Herald on Sunday

From boardroom to the bedroom

Kiwi running Brooklyn Nets NBA franchise from home

- Alex Chapman

New York, the city that never sleeps, is deep in the REM cycle — though not by choice. It’s a state that’s struggling, and it’s eerie.

“It’s been a trying time. But you hope you see the best in humanity,” Brooklyn Nets general manager Sean Marks tells the Herald on Sunday.

The Kiwi, like most Americans, is stuck at home. His days are filled with more phone calls than usual.

“I’ve commandeer­ed the master bedroom and I roam around the house on all sorts of calls. But when you’ve got four rambunctio­us boys who are all home-schooling and needing to burn off some energy, it does make it a bit of a tough task to find somewhere quiet.”

That means Marks the GM sometimes has to become Marks the referee or mediator.

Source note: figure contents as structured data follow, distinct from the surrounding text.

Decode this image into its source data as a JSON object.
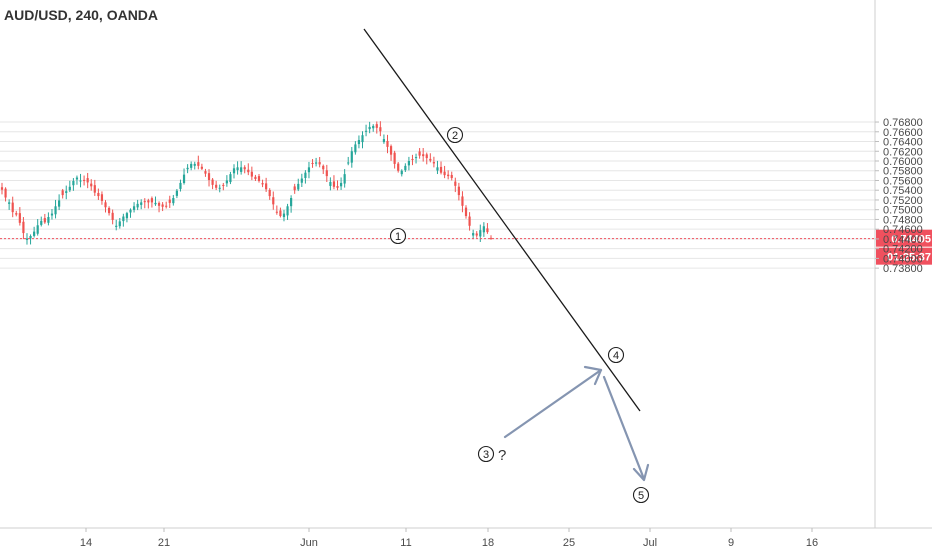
{
  "chart_data": {
    "type": "candlestick",
    "symbol_title": "AUD/USD, 240, OANDA",
    "y_ticks": [
      "0.76800",
      "0.76600",
      "0.76400",
      "0.76200",
      "0.76000",
      "0.75800",
      "0.75600",
      "0.75400",
      "0.75200",
      "0.75000",
      "0.74800",
      "0.74600",
      "0.74400",
      "0.74200",
      "0.74000",
      "0.73800"
    ],
    "ylim": [
      0.7372,
      0.7693
    ],
    "x_ticks": [
      "14",
      "21",
      "Jun",
      "11",
      "18",
      "25",
      "Jul",
      "9",
      "16"
    ],
    "current_price": {
      "value": 0.74405,
      "label": "0.74405",
      "countdown": "01:25:37",
      "color": "#f0505e"
    },
    "colors": {
      "up": "#26a69a",
      "down": "#ef5350",
      "line": "#1a1a1a",
      "arrow": "#8595b1",
      "grid": "#e6e6e6",
      "axis_text": "#4a4a4a"
    },
    "wave_labels": [
      "1",
      "2",
      "3",
      "4",
      "5"
    ],
    "question_mark": "?",
    "close_series": [
      0.7541,
      0.7525,
      0.7515,
      0.7495,
      0.749,
      0.7473,
      0.7452,
      0.7441,
      0.7446,
      0.7455,
      0.7468,
      0.7477,
      0.7474,
      0.7485,
      0.7492,
      0.7507,
      0.7519,
      0.753,
      0.7538,
      0.7547,
      0.7559,
      0.7566,
      0.756,
      0.7561,
      0.7556,
      0.7548,
      0.7535,
      0.7528,
      0.7518,
      0.7505,
      0.7493,
      0.7479,
      0.7467,
      0.7476,
      0.7486,
      0.7493,
      0.75,
      0.7507,
      0.7512,
      0.7515,
      0.7516,
      0.7515,
      0.7515,
      0.7514,
      0.7508,
      0.7506,
      0.7507,
      0.7514,
      0.7524,
      0.7539,
      0.7555,
      0.7572,
      0.7586,
      0.7594,
      0.7594,
      0.759,
      0.7584,
      0.7574,
      0.7561,
      0.7551,
      0.7545,
      0.7545,
      0.755,
      0.756,
      0.7573,
      0.7585,
      0.7587,
      0.7587,
      0.7583,
      0.7577,
      0.7568,
      0.7563,
      0.7559,
      0.7552,
      0.7542,
      0.7528,
      0.7511,
      0.7494,
      0.7487,
      0.7492,
      0.7507,
      0.7524,
      0.754,
      0.7553,
      0.7564,
      0.7576,
      0.7587,
      0.7595,
      0.7597,
      0.7593,
      0.7583,
      0.7569,
      0.7557,
      0.7547,
      0.7545,
      0.7555,
      0.7573,
      0.7597,
      0.762,
      0.7634,
      0.7643,
      0.7653,
      0.7662,
      0.767,
      0.7672,
      0.7668,
      0.7661,
      0.7645,
      0.7629,
      0.7613,
      0.7594,
      0.758,
      0.758,
      0.759,
      0.76,
      0.7604,
      0.7608,
      0.7611,
      0.761,
      0.7606,
      0.7601,
      0.7595,
      0.7587,
      0.7576,
      0.7571,
      0.7569,
      0.7565,
      0.7549,
      0.753,
      0.7508,
      0.7487,
      0.7467,
      0.7452,
      0.7447,
      0.7458,
      0.7466,
      0.7454,
      0.7442
    ]
  }
}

“We have the basement downstairs where the boys have their oneon-one or two-ontwo matches, so they’re getting after it and burning off some steam. It often ends in a sore loser or some tears, but that’s to be expected.”

In between wiping cheeks, Marks still has an NBA franchise to run.

“It’s been weird. I probably haven’t spent six weeks at home in over 20 years. But the priority has always been get your own health and your family’s health sorted. Work can wait. This pandemic transcends this silly game of basketball.”

The new parameters of his role are almost unrecognis­able.

“I’m the first to admit I don’t know what I’m doing during this time. There isn’t a rulebook, and I’m sure I’ve screwed up plenty of times. It’s far more than ‘if you need me, I’m here’. We’re looking over 200 staff and players who are quarantine­d. That means delivering food to these guys or attending to personal needs. It’s also about what are we doing for the community.”

Marks, who speaks to other league GMs most days, faces two further big tasks. The NBA draft is scheduled for late June, and he doesn’t have a head coach. The Nets and Kenny Atkinson agreed to part ways last month and his replacemen­t still hasn’t been named, with Jacque Vaughn, Atkinson’s assistant, serving as interim coach.

“Everything is on the backburner with that. It’s not a priority for us right now. We’re going to give our current coaching staff 100 per cent support, and navigate how or if the season unfolds.

“This would have been the case regardless of the current situation. This pandemic’s put a hindrance on a lot of the way we conduct business. But it’s enabled us to think and debrief and wonder if we were doing it right in the first place.”

So for Marks, it’s back to the phone calls, the master bedroom and helping his wife run their four-pupil school. “Jennifer’s taken on a whole new role. She’s acting principal, so I just help as much as I can, but more often than not, I just get in the way. I can take on being gym teacher, though. That’s a pretty fair role for me.”